Histones are the primary substrate for most HDACs except HDAC6 which is predominantly cytoplasmic and acts on alpha-tublin (Hubbert et al. 2002, Zhang et al. 2003, Boyault et al. 2007). HDACs also deacetylate proteins such as p53, E2F1, RelA, YY1, TFIIE, BCL6 and TFIIF (Glozak et al. 2005).

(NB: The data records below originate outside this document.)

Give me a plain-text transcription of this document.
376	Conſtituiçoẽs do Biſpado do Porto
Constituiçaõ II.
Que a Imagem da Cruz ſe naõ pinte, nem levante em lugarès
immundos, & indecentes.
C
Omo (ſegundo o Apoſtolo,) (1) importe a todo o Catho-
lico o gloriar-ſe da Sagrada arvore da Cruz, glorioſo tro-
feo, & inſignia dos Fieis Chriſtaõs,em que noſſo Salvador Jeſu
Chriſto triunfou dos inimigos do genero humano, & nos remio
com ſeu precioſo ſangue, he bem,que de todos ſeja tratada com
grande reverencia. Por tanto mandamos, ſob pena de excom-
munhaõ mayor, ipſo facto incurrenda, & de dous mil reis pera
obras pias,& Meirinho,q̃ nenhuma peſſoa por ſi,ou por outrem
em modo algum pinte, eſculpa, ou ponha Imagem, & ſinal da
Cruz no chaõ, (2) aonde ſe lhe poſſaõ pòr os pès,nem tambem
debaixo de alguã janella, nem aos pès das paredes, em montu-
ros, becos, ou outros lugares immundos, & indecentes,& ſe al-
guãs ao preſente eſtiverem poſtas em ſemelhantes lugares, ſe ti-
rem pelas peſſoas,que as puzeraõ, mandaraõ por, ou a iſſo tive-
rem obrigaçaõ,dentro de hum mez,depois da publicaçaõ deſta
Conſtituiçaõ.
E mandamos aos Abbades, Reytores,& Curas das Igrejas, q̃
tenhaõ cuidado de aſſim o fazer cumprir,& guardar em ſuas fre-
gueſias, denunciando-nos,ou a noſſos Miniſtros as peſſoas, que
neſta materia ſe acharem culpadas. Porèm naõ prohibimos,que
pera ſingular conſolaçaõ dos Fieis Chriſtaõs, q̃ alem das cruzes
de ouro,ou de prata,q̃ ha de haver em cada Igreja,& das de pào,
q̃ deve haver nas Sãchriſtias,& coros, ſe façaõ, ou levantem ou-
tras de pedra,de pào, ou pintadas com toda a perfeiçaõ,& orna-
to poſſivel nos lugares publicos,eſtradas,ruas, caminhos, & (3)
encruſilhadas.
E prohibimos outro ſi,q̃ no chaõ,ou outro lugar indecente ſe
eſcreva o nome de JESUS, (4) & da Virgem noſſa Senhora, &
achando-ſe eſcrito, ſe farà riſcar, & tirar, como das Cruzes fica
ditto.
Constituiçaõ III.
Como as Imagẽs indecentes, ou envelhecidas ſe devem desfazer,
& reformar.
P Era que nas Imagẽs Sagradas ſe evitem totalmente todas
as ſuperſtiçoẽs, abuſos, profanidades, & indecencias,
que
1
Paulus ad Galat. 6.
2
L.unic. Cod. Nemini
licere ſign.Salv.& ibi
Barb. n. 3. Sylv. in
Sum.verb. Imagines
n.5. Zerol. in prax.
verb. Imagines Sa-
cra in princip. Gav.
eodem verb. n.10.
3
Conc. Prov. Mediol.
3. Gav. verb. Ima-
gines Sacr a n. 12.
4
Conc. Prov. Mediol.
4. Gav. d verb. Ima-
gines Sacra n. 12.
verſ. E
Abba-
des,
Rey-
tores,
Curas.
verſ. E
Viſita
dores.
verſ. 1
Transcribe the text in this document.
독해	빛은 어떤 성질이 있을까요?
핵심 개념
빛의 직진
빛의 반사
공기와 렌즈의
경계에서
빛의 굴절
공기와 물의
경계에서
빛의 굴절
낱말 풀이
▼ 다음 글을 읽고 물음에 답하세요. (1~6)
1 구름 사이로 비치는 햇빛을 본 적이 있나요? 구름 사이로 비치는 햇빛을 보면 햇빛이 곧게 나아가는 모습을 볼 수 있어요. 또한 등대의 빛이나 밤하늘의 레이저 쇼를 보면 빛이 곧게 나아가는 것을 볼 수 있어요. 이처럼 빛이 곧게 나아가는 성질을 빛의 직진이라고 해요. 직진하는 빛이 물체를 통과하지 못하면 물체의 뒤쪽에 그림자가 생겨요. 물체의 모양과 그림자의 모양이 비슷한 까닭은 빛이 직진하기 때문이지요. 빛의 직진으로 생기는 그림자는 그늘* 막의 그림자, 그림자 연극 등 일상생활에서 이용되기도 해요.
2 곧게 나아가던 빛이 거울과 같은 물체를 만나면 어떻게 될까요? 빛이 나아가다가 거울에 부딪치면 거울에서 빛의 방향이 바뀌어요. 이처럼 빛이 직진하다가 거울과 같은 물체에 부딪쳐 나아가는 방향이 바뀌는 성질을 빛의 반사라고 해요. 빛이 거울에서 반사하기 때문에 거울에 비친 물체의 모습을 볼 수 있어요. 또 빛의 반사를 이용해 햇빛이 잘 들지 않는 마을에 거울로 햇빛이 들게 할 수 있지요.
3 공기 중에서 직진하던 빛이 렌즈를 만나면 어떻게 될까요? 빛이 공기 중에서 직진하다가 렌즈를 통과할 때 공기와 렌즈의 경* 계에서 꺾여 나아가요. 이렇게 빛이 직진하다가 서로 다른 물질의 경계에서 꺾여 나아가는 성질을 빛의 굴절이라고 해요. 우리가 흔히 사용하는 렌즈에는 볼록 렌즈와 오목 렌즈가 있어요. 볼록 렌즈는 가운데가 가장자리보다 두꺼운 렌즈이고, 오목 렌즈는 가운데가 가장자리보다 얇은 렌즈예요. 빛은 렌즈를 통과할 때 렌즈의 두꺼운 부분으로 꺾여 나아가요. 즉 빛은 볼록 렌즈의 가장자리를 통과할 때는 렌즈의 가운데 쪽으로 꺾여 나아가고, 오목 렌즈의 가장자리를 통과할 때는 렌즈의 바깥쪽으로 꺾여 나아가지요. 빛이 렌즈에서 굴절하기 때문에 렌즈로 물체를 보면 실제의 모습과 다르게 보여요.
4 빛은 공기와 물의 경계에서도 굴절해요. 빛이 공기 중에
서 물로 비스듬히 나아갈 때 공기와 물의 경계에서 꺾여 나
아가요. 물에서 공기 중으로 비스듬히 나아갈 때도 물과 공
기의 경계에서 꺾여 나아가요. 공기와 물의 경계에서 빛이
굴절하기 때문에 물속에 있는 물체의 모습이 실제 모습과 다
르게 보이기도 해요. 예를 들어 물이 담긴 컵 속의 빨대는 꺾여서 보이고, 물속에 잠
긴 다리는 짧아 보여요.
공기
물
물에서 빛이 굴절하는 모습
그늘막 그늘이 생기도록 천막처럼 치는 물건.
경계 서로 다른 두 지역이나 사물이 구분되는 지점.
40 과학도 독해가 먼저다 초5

Histone deacetylases are targeted by structurally diverse compounds known as HDAC inhibitors (HDIs) (Marks et al. 2000). These can induce cytodifferentiation, cell cycle arrest and apoptosis of transformed cells (Marks et al. 2000, Bolden et al. 2006). Some HDIs have significant antitumor activity (Marks and Breslow 2007, Ma et al. 2009) and at least two are approved anti-cancer drugs.

The coordinates of post-translational modifications represented and described here follow UniProt standard practice whereby coordinates refer to the translated protein before any further processing. Histone literature typically refers to coordinates of the protein after the initiating methionine has been removed. Therefore the coordinates of post-translated residues in the Reactome database and described here are frequently +1 when compared with the literature.